Writing in the liner notes of This is Just a Place, the forthcoming album from Brooklyn’s Field Guides, Ben Seretan tells the tale of a dead cormorant found on a hike in Monterey Bay. “It’s little heart had stopped but its wings were still warm,” Seretan explains, “and its body surprisingly light. It felt clean, at peace, and full of grace.” After showing the bird to his professor, a “maritime literature specialist with a soft spot for birds,” they decided to retrieve the body to donate to the Smithsonian. Getting an old beach towel, the professor “gently swaddled the cormorant, its head lolling back against his chest.”
This is Just a Place is will be released on Seretan’s Whatever’s Clever label this September, and his story is indicative of the Field Guides sound. They work in an organic style in which beauty and tragedy are tightly wound, the sure passing of time infusing things with a strange feeling, a simultaneous sadness and joy. The concluding image of the bird speaks to something deeper within their music too, the kindness and care of the act as its head rests against the man’s chest. Even in surrender to the reality of things, small acts of compassion can be found.

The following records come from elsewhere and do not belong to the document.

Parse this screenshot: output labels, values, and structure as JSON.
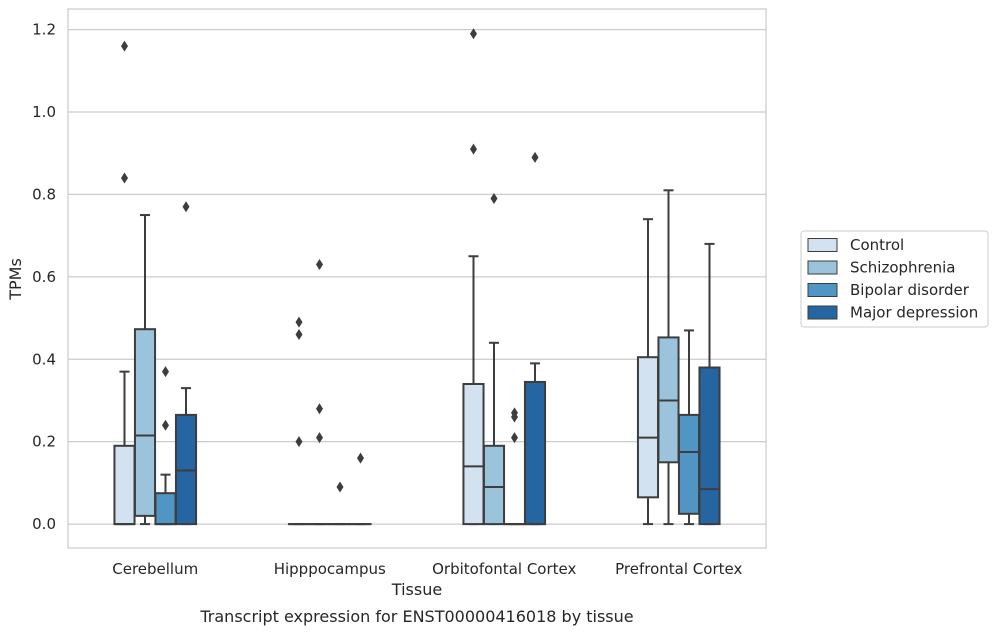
{
  "caption": "Transcript expression for ENST00000416018 by tissue",
  "chart_data": {
    "type": "boxplot",
    "xlabel": "Tissue",
    "ylabel": "TPMs",
    "ylim": [
      -0.058,
      1.25
    ],
    "yticks": [
      "0.0",
      "0.2",
      "0.4",
      "0.6",
      "0.8",
      "1.0",
      "1.2"
    ],
    "grid": "horizontal",
    "legend_position": "right",
    "categories": [
      "Cerebellum",
      "Hipppocampus",
      "Orbitofontal Cortex",
      "Prefrontal Cortex"
    ],
    "series": [
      {
        "name": "Control",
        "color": "#d3e2f0",
        "boxes": [
          {
            "q1": 0.0,
            "median": 0.0,
            "q3": 0.19,
            "whisker_low": 0.0,
            "whisker_high": 0.37,
            "outliers": [
              0.84,
              1.16
            ]
          },
          {
            "q1": 0.0,
            "median": 0.0,
            "q3": 0.0,
            "whisker_low": 0.0,
            "whisker_high": 0.0,
            "outliers": [
              0.2,
              0.46,
              0.49
            ]
          },
          {
            "q1": 0.0,
            "median": 0.14,
            "q3": 0.34,
            "whisker_low": 0.0,
            "whisker_high": 0.65,
            "outliers": [
              0.91,
              1.19
            ]
          },
          {
            "q1": 0.065,
            "median": 0.21,
            "q3": 0.405,
            "whisker_low": 0.0,
            "whisker_high": 0.74,
            "outliers": []
          }
        ]
      },
      {
        "name": "Schizophrenia",
        "color": "#9bc3db",
        "boxes": [
          {
            "q1": 0.02,
            "median": 0.215,
            "q3": 0.473,
            "whisker_low": 0.0,
            "whisker_high": 0.75,
            "outliers": []
          },
          {
            "q1": 0.0,
            "median": 0.0,
            "q3": 0.0,
            "whisker_low": 0.0,
            "whisker_high": 0.0,
            "outliers": [
              0.21,
              0.28,
              0.63
            ]
          },
          {
            "q1": 0.0,
            "median": 0.09,
            "q3": 0.19,
            "whisker_low": 0.0,
            "whisker_high": 0.44,
            "outliers": [
              0.79
            ]
          },
          {
            "q1": 0.15,
            "median": 0.3,
            "q3": 0.453,
            "whisker_low": 0.0,
            "whisker_high": 0.81,
            "outliers": []
          }
        ]
      },
      {
        "name": "Bipolar disorder",
        "color": "#5195c5",
        "boxes": [
          {
            "q1": 0.0,
            "median": 0.0,
            "q3": 0.075,
            "whisker_low": 0.0,
            "whisker_high": 0.12,
            "outliers": [
              0.24,
              0.37
            ]
          },
          {
            "q1": 0.0,
            "median": 0.0,
            "q3": 0.0,
            "whisker_low": 0.0,
            "whisker_high": 0.0,
            "outliers": [
              0.09
            ]
          },
          {
            "q1": 0.0,
            "median": 0.0,
            "q3": 0.0,
            "whisker_low": 0.0,
            "whisker_high": 0.0,
            "outliers": [
              0.21,
              0.26,
              0.27
            ]
          },
          {
            "q1": 0.025,
            "median": 0.175,
            "q3": 0.265,
            "whisker_low": 0.0,
            "whisker_high": 0.47,
            "outliers": []
          }
        ]
      },
      {
        "name": "Major depression",
        "color": "#2565a2",
        "boxes": [
          {
            "q1": 0.0,
            "median": 0.13,
            "q3": 0.265,
            "whisker_low": 0.0,
            "whisker_high": 0.33,
            "outliers": [
              0.77
            ]
          },
          {
            "q1": 0.0,
            "median": 0.0,
            "q3": 0.0,
            "whisker_low": 0.0,
            "whisker_high": 0.0,
            "outliers": [
              0.16
            ]
          },
          {
            "q1": 0.0,
            "median": 0.0,
            "q3": 0.345,
            "whisker_low": 0.0,
            "whisker_high": 0.39,
            "outliers": [
              0.89
            ]
          },
          {
            "q1": 0.0,
            "median": 0.085,
            "q3": 0.38,
            "whisker_low": 0.0,
            "whisker_high": 0.68,
            "outliers": []
          }
        ]
      }
    ]
  }
}
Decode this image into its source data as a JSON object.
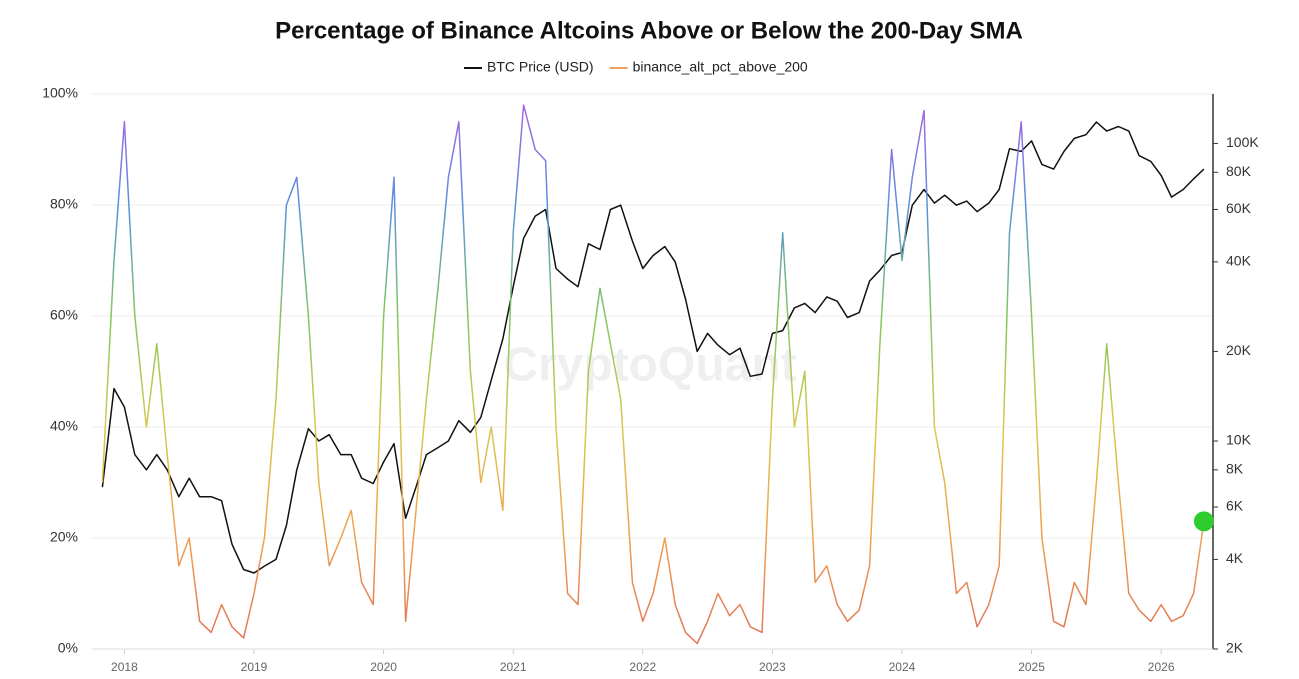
{
  "chart_data": {
    "type": "line",
    "title": "Percentage of Binance Altcoins Above or Below the 200-Day SMA",
    "watermark": "CryptoQuant",
    "x": [
      2017.83,
      2017.92,
      2018.0,
      2018.08,
      2018.17,
      2018.25,
      2018.33,
      2018.42,
      2018.5,
      2018.58,
      2018.67,
      2018.75,
      2018.83,
      2018.92,
      2019.0,
      2019.08,
      2019.17,
      2019.25,
      2019.33,
      2019.42,
      2019.5,
      2019.58,
      2019.67,
      2019.75,
      2019.83,
      2019.92,
      2020.0,
      2020.08,
      2020.17,
      2020.25,
      2020.33,
      2020.42,
      2020.5,
      2020.58,
      2020.67,
      2020.75,
      2020.83,
      2020.92,
      2021.0,
      2021.08,
      2021.17,
      2021.25,
      2021.33,
      2021.42,
      2021.5,
      2021.58,
      2021.67,
      2021.75,
      2021.83,
      2021.92,
      2022.0,
      2022.08,
      2022.17,
      2022.25,
      2022.33,
      2022.42,
      2022.5,
      2022.58,
      2022.67,
      2022.75,
      2022.83,
      2022.92,
      2023.0,
      2023.08,
      2023.17,
      2023.25,
      2023.33,
      2023.42,
      2023.5,
      2023.58,
      2023.67,
      2023.75,
      2023.83,
      2023.92,
      2024.0,
      2024.08,
      2024.17,
      2024.25,
      2024.33,
      2024.42,
      2024.5,
      2024.58,
      2024.67,
      2024.75,
      2024.83,
      2024.92,
      2025.0,
      2025.08,
      2025.17,
      2025.25,
      2025.33,
      2025.42,
      2025.5,
      2025.58,
      2025.67,
      2025.75,
      2025.83,
      2025.92,
      2026.0,
      2026.08,
      2026.17,
      2026.25,
      2026.33
    ],
    "series": [
      {
        "name": "BTC Price (USD)",
        "color": "#111111",
        "axis": "y2",
        "values": [
          7000,
          15000,
          13000,
          9000,
          8000,
          9000,
          8000,
          6500,
          7500,
          6500,
          6500,
          6300,
          4500,
          3700,
          3600,
          3800,
          4000,
          5200,
          8000,
          11000,
          10000,
          10500,
          9000,
          9000,
          7500,
          7200,
          8500,
          9800,
          5500,
          7000,
          9000,
          9500,
          10000,
          11700,
          10700,
          12000,
          16000,
          22000,
          33000,
          48000,
          57000,
          60000,
          38000,
          35000,
          33000,
          46000,
          44000,
          60000,
          62000,
          47000,
          38000,
          42000,
          45000,
          40000,
          30000,
          20000,
          23000,
          21000,
          19500,
          20500,
          16500,
          16800,
          23000,
          23500,
          28000,
          29000,
          27000,
          30500,
          29500,
          26000,
          27000,
          34500,
          37500,
          42000,
          43000,
          62000,
          70000,
          63000,
          67000,
          62000,
          64000,
          59000,
          63000,
          70000,
          96000,
          94000,
          102000,
          85000,
          82000,
          94000,
          104000,
          107000,
          118000,
          110000,
          114000,
          110000,
          91000,
          87000,
          78000,
          66000,
          70000,
          76000,
          82000
        ]
      },
      {
        "name": "binance_alt_pct_above_200",
        "color": "#f0a060",
        "gradient": [
          "#e0705a",
          "#f0a050",
          "#d8c850",
          "#80c860",
          "#5a90e0",
          "#b060e0"
        ],
        "last_marker_color": "#2ecc2e",
        "values": [
          30,
          70,
          95,
          60,
          40,
          55,
          35,
          15,
          20,
          5,
          3,
          8,
          4,
          2,
          10,
          20,
          45,
          80,
          85,
          60,
          30,
          15,
          20,
          25,
          12,
          8,
          60,
          85,
          5,
          25,
          45,
          65,
          85,
          95,
          50,
          30,
          40,
          25,
          75,
          98,
          90,
          88,
          40,
          10,
          8,
          50,
          65,
          55,
          45,
          12,
          5,
          10,
          20,
          8,
          3,
          1,
          5,
          10,
          6,
          8,
          4,
          3,
          45,
          75,
          40,
          50,
          12,
          15,
          8,
          5,
          7,
          15,
          55,
          90,
          70,
          85,
          97,
          40,
          30,
          10,
          12,
          4,
          8,
          15,
          75,
          95,
          60,
          20,
          5,
          4,
          12,
          8,
          30,
          55,
          30,
          10,
          7,
          5,
          8,
          5,
          6,
          10,
          23
        ]
      }
    ],
    "xlim": [
      2017.75,
      2026.4
    ],
    "xticks": [
      2018,
      2019,
      2020,
      2021,
      2022,
      2023,
      2024,
      2025,
      2026
    ],
    "ylim": [
      0,
      100
    ],
    "yticks": [
      {
        "value": 0,
        "label": "0%"
      },
      {
        "value": 20,
        "label": "20%"
      },
      {
        "value": 40,
        "label": "40%"
      },
      {
        "value": 60,
        "label": "60%"
      },
      {
        "value": 80,
        "label": "80%"
      },
      {
        "value": 100,
        "label": "100%"
      }
    ],
    "y2lim": [
      2000,
      146600
    ],
    "y2log": true,
    "y2ticks": [
      {
        "value": 2000,
        "label": "2K"
      },
      {
        "value": 4000,
        "label": "4K"
      },
      {
        "value": 6000,
        "label": "6K"
      },
      {
        "value": 8000,
        "label": "8K"
      },
      {
        "value": 10000,
        "label": "10K"
      },
      {
        "value": 20000,
        "label": "20K"
      },
      {
        "value": 40000,
        "label": "40K"
      },
      {
        "value": 60000,
        "label": "60K"
      },
      {
        "value": 80000,
        "label": "80K"
      },
      {
        "value": 100000,
        "label": "100K"
      }
    ],
    "grid": true
  }
}
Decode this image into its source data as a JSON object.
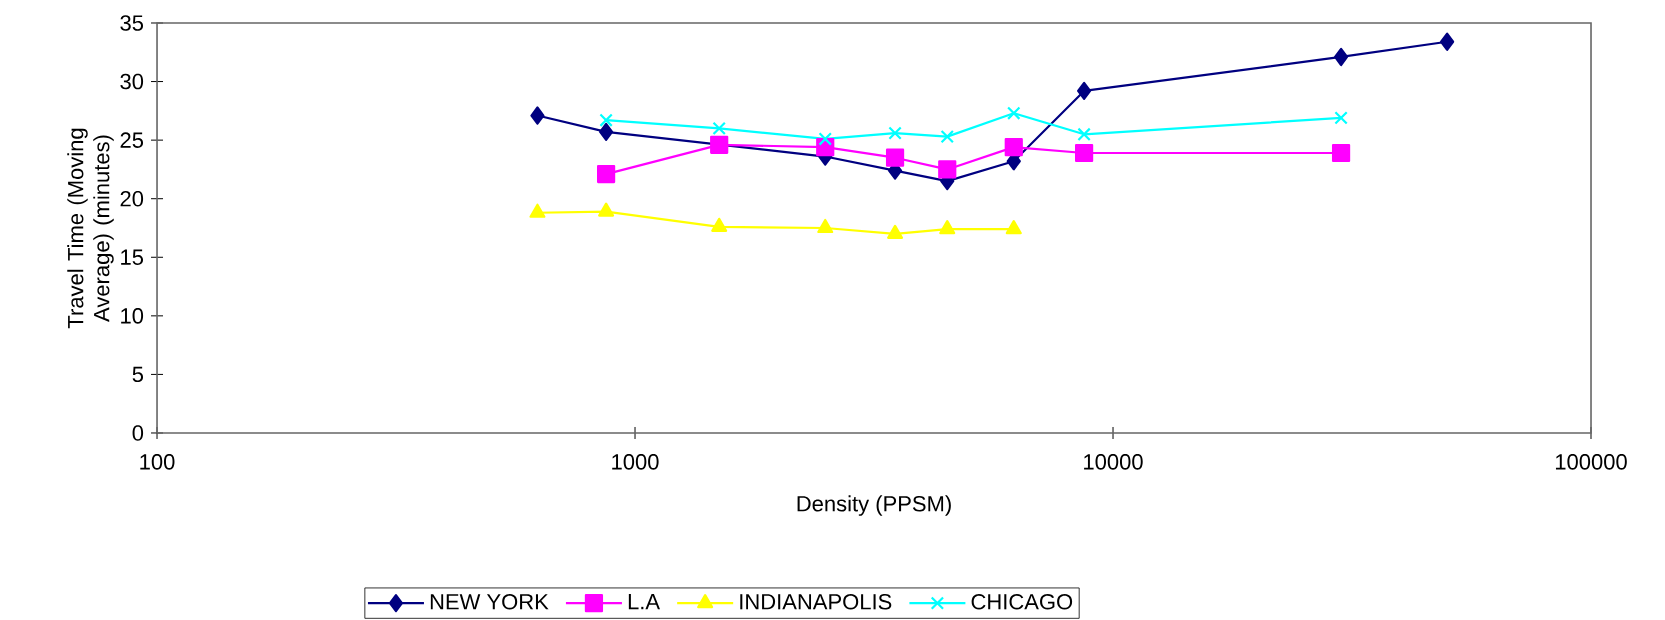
{
  "chart_data": {
    "type": "line",
    "xlabel": "Density (PPSM)",
    "ylabel": "Travel Time (Moving Average) (minutes)",
    "log": "x",
    "xlim": [
      100,
      100000
    ],
    "xticks": [
      100,
      1000,
      10000,
      100000
    ],
    "ylim": [
      0,
      35
    ],
    "yticks": [
      0,
      5,
      10,
      15,
      20,
      25,
      30,
      35
    ],
    "grid": false,
    "legend": "bottom",
    "series": [
      {
        "name": "NEW YORK",
        "color": "#000080",
        "marker": "diamond",
        "x": [
          625,
          870,
          1500,
          2500,
          3500,
          4500,
          6200,
          8700,
          30000,
          50000
        ],
        "values": [
          27.1,
          25.7,
          null,
          23.6,
          22.4,
          21.5,
          23.2,
          29.2,
          32.1,
          33.4
        ]
      },
      {
        "name": "L.A",
        "color": "#ff00ff",
        "marker": "square",
        "x": [
          870,
          1500,
          2500,
          3500,
          4500,
          6200,
          8700,
          30000
        ],
        "values": [
          22.1,
          24.6,
          24.4,
          23.5,
          22.5,
          24.4,
          23.9,
          23.9
        ]
      },
      {
        "name": "INDIANAPOLIS",
        "color": "#ffff00",
        "marker": "triangle",
        "x": [
          625,
          870,
          1500,
          2500,
          3500,
          4500,
          6200
        ],
        "values": [
          18.8,
          18.9,
          17.6,
          17.5,
          17.0,
          17.4,
          17.4
        ]
      },
      {
        "name": "CHICAGO",
        "color": "#00ffff",
        "marker": "cross",
        "x": [
          870,
          1500,
          2500,
          3500,
          4500,
          6200,
          8700,
          30000
        ],
        "values": [
          26.7,
          26.0,
          25.1,
          25.6,
          25.3,
          27.3,
          25.5,
          26.9
        ]
      }
    ]
  }
}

Though Field Guides has had a revolving cast of collaborators over the years, the project has always orbited around the central presence of Benedict Kupstas. This is Just a Place sees Field Guides reemerge with a new cast of talent. Taylor Bergren-Chrisman (upright bass, electric bass, piano, Hammond organ) Timothy Simmonds (electric guitar, 12-string acoustic guitar, percussion) Booker Stardrum (drum kit, percussion, bag of chips), and a wider cast of guests (including Alena Spanger, Fred Thomas, D. James Goodwin, Jamie Reeder, Angela Morris and more) join Kupstas and elevate his music and writing into something grand.
Lead single ‘Guessing at Animals’ sets the tone. With its narrator moving through the aftermath of heartbreak and slowly becoming enmeshed with someone else, the track might appear to be a regular breakup/new love tale, though to break the song into such terms is to deny its effervescent and idiosyncratic humanity. Images that might come off twee in the hands of others (playing tic-tac-toe on the back of a crush’s hand as your subway stop approaches, walking home alone and dreaming of what might be), feel playful and poignant, and mark This is Just a Place as an album to watch as we move into autumn.